The results were hard to ignore. Over a median interval of 8 months, mean total cholesterol rose by 0.65 mmol/L (95% CI, 0.40-0.90; P <.001), with 72% of patients showing an increase. Cholesterol levels above 5 mmol/L, the clinically significant threshold per European Society of Cardiology and European Society of Hypertension guidelines, jumped from 13.4% of patients before treatment to 35.9% post treatment. The effect, however, wasn’t uniform across MPN subtypes: Patients living with PV showed significantly higher posttreatment cholesterol than patients living with MF, and a greater share crossed the 5 mmol/L threshold (46% vs 30%; P = .028). PV was also linked to 96% higher odds of elevated low-density lipoprotein cholesterol (OR, 1.96; 95% CI, 1.04-3.82; P = .042).

The authors tie this to biology already in the literature: JAK2 inhibition may impair macrophage cholesterol efflux, a mechanism that could drive rising lipids independent of weight change. Notably, the shift didn’t correlate with age or gender, suggesting it may be tied to the drug’s mechanism. As the team writes in their conclusion, “Ruxolitinib was associated with a significant increase in total cholesterol in MPN,” and “given the intrinsically elevated [cardiovascular risk] in MPN, proactive lipid monitoring and cardiovascular risk optimization should be systematically integrated into long-term management.”

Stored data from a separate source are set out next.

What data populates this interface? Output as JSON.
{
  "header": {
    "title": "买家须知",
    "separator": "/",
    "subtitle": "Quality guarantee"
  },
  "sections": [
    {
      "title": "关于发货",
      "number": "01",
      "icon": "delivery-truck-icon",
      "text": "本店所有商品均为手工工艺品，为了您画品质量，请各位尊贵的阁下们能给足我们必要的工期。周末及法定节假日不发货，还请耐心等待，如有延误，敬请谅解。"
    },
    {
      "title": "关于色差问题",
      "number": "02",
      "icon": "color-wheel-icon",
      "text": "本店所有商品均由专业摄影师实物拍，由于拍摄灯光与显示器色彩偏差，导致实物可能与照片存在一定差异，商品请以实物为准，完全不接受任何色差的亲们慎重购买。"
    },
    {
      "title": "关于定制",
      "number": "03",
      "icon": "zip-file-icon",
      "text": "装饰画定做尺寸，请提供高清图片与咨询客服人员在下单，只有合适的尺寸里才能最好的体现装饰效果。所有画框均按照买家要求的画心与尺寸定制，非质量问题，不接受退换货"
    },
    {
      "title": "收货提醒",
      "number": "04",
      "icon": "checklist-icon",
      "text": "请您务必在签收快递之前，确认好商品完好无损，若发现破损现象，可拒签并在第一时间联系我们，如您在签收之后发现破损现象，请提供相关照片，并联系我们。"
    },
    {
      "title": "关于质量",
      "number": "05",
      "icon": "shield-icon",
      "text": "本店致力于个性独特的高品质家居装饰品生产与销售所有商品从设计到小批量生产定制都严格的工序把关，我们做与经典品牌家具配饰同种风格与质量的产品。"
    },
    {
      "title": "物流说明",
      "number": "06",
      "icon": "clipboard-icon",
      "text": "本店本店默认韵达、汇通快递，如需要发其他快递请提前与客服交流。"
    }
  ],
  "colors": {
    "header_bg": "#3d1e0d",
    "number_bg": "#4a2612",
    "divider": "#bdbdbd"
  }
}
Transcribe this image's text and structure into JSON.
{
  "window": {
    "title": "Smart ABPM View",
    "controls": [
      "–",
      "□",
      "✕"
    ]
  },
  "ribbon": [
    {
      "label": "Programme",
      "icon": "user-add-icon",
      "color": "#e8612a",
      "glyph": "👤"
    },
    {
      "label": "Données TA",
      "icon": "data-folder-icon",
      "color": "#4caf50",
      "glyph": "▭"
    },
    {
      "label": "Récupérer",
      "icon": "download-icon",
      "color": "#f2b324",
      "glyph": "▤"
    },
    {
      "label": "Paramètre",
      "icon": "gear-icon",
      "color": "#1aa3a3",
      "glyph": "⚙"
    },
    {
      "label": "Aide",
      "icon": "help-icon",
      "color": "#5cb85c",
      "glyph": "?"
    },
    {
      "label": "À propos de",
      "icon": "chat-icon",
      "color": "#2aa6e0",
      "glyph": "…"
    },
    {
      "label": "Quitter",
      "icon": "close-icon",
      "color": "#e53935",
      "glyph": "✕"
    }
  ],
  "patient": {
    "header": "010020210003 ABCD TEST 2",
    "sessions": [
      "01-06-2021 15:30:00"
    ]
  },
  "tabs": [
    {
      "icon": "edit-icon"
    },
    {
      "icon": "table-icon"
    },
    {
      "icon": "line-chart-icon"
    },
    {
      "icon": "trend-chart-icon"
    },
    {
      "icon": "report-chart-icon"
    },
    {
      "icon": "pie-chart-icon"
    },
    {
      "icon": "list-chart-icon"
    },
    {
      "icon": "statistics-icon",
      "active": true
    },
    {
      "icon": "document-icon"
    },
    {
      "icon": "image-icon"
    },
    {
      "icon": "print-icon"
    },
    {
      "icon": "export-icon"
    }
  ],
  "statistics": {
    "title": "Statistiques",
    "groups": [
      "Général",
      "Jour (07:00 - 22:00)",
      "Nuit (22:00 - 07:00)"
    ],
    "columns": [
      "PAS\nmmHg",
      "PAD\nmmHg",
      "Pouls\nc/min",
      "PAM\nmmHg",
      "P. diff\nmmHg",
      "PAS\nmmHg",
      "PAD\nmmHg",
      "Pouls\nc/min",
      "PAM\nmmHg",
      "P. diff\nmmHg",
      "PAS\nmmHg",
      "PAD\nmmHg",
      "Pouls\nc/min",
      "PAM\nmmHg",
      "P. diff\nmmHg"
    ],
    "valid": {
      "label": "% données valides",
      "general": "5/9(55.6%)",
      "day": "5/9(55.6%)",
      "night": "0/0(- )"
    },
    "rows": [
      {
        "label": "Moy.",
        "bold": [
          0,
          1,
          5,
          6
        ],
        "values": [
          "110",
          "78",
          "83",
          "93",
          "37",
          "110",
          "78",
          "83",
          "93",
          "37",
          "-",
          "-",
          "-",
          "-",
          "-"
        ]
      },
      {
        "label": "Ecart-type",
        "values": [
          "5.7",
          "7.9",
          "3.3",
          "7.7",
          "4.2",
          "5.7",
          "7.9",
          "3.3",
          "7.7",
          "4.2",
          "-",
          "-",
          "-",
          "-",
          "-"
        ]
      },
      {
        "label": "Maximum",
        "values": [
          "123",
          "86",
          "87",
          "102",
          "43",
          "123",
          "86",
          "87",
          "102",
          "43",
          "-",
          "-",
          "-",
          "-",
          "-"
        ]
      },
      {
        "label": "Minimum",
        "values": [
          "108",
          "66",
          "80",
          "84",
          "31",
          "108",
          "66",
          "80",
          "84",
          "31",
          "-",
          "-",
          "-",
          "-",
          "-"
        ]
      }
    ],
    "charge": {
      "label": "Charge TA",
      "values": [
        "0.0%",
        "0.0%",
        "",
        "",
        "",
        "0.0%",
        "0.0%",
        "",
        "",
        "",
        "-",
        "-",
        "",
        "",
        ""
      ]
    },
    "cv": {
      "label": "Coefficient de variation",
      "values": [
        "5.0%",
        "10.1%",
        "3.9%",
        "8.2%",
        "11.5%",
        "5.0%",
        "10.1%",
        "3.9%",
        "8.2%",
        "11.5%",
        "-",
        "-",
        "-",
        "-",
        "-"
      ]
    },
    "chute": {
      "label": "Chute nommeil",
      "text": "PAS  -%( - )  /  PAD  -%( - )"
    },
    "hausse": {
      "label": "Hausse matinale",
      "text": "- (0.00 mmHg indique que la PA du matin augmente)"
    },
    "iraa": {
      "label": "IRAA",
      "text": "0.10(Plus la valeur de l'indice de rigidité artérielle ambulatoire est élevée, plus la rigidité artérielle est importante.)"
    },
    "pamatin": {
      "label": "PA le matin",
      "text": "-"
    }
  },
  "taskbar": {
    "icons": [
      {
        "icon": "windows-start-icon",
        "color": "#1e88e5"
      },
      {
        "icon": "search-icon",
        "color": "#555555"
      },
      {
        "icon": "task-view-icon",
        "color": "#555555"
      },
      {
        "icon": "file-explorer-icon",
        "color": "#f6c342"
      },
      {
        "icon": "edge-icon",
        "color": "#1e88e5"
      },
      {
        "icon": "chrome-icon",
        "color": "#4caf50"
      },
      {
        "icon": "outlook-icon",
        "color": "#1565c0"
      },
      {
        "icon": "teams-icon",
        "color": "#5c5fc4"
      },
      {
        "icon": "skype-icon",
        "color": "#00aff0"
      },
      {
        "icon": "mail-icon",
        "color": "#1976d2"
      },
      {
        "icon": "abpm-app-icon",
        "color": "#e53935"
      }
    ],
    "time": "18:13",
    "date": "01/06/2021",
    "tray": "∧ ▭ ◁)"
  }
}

Pelabresib Delivers Durable Spleen and Symptom Relief in MF²

What happens when ruxolitinib alone stops being enough? This is the question a global team of investigators sought to answer. Ruxolitinib remains first-line therapy for MF, a chronic, progressive blood cancer. However, spleen and symptom responses “may be suboptimal or short-lived,” and treatment options have primarily encompassed switching to another JAK inhibitor with a similar mechanism, the authors explained.

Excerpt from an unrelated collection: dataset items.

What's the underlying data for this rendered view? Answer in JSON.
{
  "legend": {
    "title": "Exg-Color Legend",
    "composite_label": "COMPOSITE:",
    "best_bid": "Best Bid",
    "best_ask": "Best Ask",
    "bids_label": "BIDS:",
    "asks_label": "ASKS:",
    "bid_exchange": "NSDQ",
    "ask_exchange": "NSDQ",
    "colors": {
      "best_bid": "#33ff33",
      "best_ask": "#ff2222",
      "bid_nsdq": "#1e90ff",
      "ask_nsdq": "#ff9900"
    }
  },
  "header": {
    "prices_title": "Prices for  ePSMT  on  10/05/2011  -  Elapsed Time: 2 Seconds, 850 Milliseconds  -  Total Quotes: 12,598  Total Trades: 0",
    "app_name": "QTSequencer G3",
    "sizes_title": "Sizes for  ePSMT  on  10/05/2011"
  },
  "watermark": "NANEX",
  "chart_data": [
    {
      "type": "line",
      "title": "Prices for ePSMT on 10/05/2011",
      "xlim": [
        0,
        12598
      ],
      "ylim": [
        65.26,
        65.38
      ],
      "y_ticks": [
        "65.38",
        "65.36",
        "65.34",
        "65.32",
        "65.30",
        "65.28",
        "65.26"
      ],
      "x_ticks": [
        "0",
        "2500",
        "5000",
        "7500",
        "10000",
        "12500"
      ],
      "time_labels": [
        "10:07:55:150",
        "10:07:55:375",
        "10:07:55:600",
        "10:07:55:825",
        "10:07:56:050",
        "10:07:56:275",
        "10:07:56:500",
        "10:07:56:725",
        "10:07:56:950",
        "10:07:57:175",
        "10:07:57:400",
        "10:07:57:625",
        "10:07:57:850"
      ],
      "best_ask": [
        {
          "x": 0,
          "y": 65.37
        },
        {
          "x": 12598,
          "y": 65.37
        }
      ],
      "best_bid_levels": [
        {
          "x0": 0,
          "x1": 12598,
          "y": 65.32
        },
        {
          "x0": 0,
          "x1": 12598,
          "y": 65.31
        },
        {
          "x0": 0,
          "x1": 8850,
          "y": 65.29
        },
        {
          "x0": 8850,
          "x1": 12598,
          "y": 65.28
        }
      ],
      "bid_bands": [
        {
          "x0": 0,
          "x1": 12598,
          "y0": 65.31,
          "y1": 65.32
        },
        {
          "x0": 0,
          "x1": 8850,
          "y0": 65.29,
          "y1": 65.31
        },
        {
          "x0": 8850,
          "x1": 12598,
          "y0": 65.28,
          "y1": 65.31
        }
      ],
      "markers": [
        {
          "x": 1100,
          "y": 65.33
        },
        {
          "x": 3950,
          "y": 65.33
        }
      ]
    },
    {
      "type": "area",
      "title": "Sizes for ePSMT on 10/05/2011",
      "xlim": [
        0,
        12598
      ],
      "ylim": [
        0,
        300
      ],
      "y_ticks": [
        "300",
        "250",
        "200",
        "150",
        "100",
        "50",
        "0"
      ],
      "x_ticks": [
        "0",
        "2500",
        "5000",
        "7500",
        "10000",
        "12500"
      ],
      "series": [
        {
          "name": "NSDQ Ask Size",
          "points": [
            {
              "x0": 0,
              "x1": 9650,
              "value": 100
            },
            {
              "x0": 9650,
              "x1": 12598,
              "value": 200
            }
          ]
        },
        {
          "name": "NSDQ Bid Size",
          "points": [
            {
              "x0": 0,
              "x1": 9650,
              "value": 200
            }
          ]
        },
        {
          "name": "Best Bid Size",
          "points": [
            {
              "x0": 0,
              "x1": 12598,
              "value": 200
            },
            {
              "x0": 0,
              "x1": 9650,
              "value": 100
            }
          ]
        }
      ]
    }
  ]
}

Pelabresib, an oral BET inhibitor, is designed to work with JAK inhibition by targeting different inflammatory pathways. This analysis, from arm 2 of the open-label phase 2 MANIFEST study (NCT02158858), evaluated 87 patients with suboptimal response to ruxolitinib. Fifty-nine patients were transfusion-dependent (TD) and 28 were not, and all added pelabresib to their existing regimen. Median prior ruxolitinib duration exceeded 30 months, and median baseline spleen volume was 1860.5 cm³.

Among the overall 83 evaluable patients, 18.1% achieved a 35% spleen volume reduction at week 24, including 16.4% of the TD cohort and 21.4% of the non-TD cohort. Responses proved durable, too, with a median spleen response duration of 180.9 weeks. Anemia responses were also notable: 37.6% of the TD patients achieved transfusion independence at any point during treatment, and hemoglobin response was sustained through week 48.

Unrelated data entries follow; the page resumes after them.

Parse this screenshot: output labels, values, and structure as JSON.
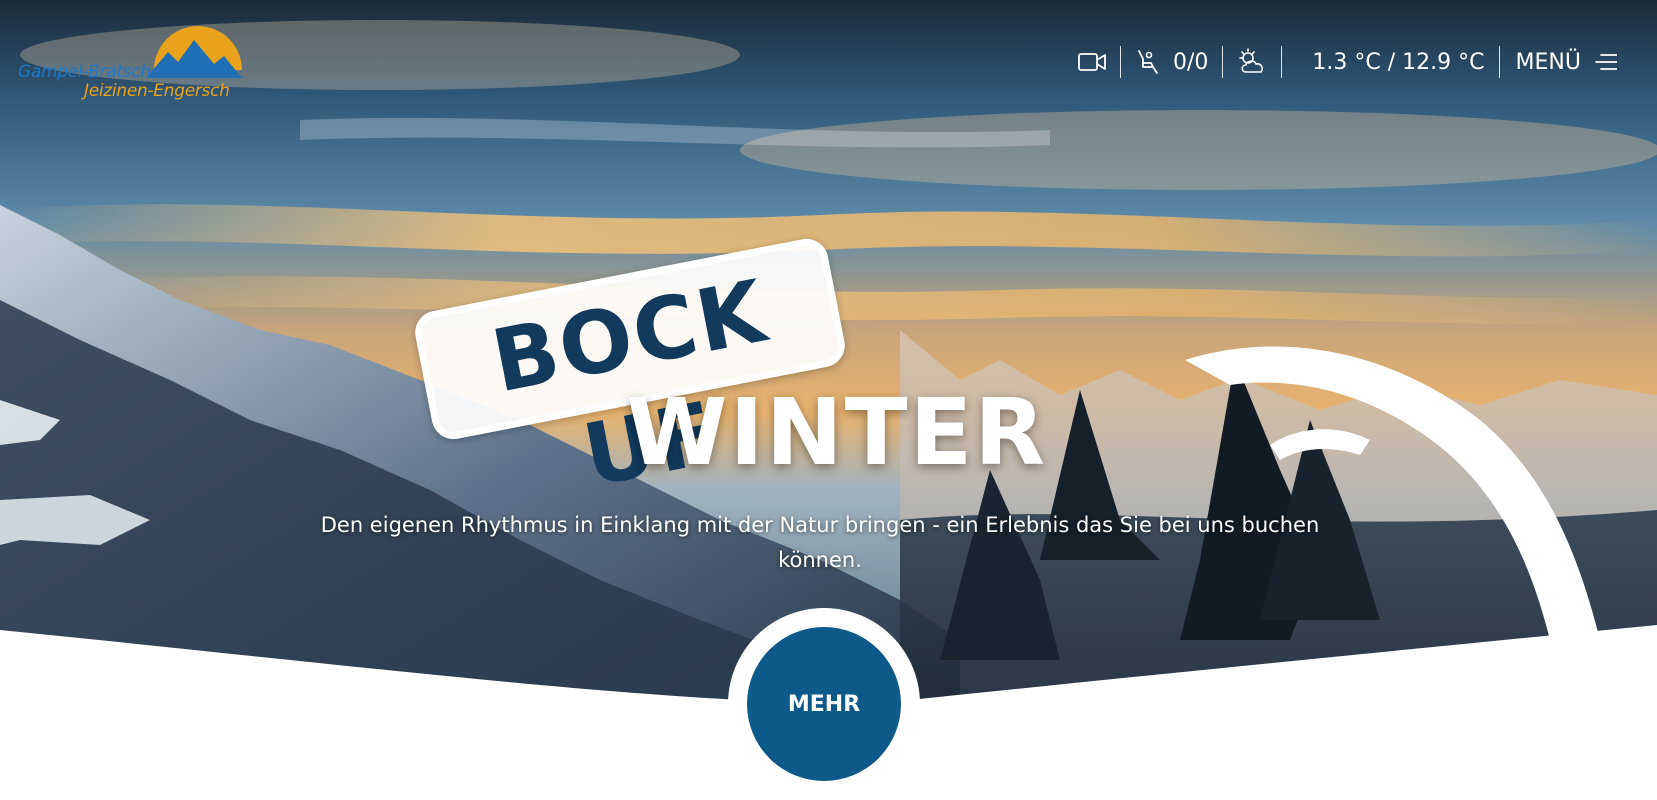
{
  "logo": {
    "line1": "Gampel-Bratsch",
    "line2": "Jeizinen-Engersch"
  },
  "topbar": {
    "webcam_icon": "video-camera-icon",
    "lifts_icon": "chairlift-icon",
    "lifts_status": "0/0",
    "weather_icon": "partly-cloudy-icon",
    "temperature": "1.3 °C / 12.9 °C",
    "menu_label": "MENÜ",
    "menu_icon": "hamburger-menu-icon"
  },
  "hero": {
    "stamp_text": "BOCK UF",
    "headline": "WINTER",
    "subtitle": "Den eigenen Rhythmus in Einklang mit der Natur bringen - ein Erlebnis das Sie bei uns buchen können.",
    "cta_label": "MEHR"
  },
  "colors": {
    "accent_blue": "#0d5a8a",
    "logo_blue": "#1f78c8",
    "logo_orange": "#e8a21c",
    "stamp_text": "#123a5c"
  }
}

The researchers concluded, “PELA added to RUX led to deep and durable spleen responses” and that the combination showed “disease modification potential with improvements in anemia and bone marrow pathology,” all with a safety profile consistent with each individual drug.

Looking to Future Treatment

Read side by side, these posters make a unified case: JAK inhibition is foundational to MPN care, but it’s not a finish line. Whether the next step is watching cholesterol or adding a second targeted agent, both studies argue for moving past a “set it and forget it” approach to ruxolitinib therapy.

References

1. Torre E, Robertson H, Gill T, et al. Phenotype-specific cholesterol elevation following ruxolitinib in MPN: enrichment in polycythaemia vera. Presented at: EHA 2026 Congress; June 11-14, 2026; Stockholm, Sweden. Poster PS2007.
2. Kremyanskaya M, Harrison C, Gupta V, et al. Evaluation of pelabresib (PELA) as add-on therapy to Janus kinase inhibitor (JAKi) ruxolitinib (RUX) in myelofibrosis (MF) patients: results from arm 2 of the open-label, phase 2 MANIFEST study. Presented at: EHA 2026 Congress; June 11-14, 2026; Stockholm, Sweden. Poster PF894.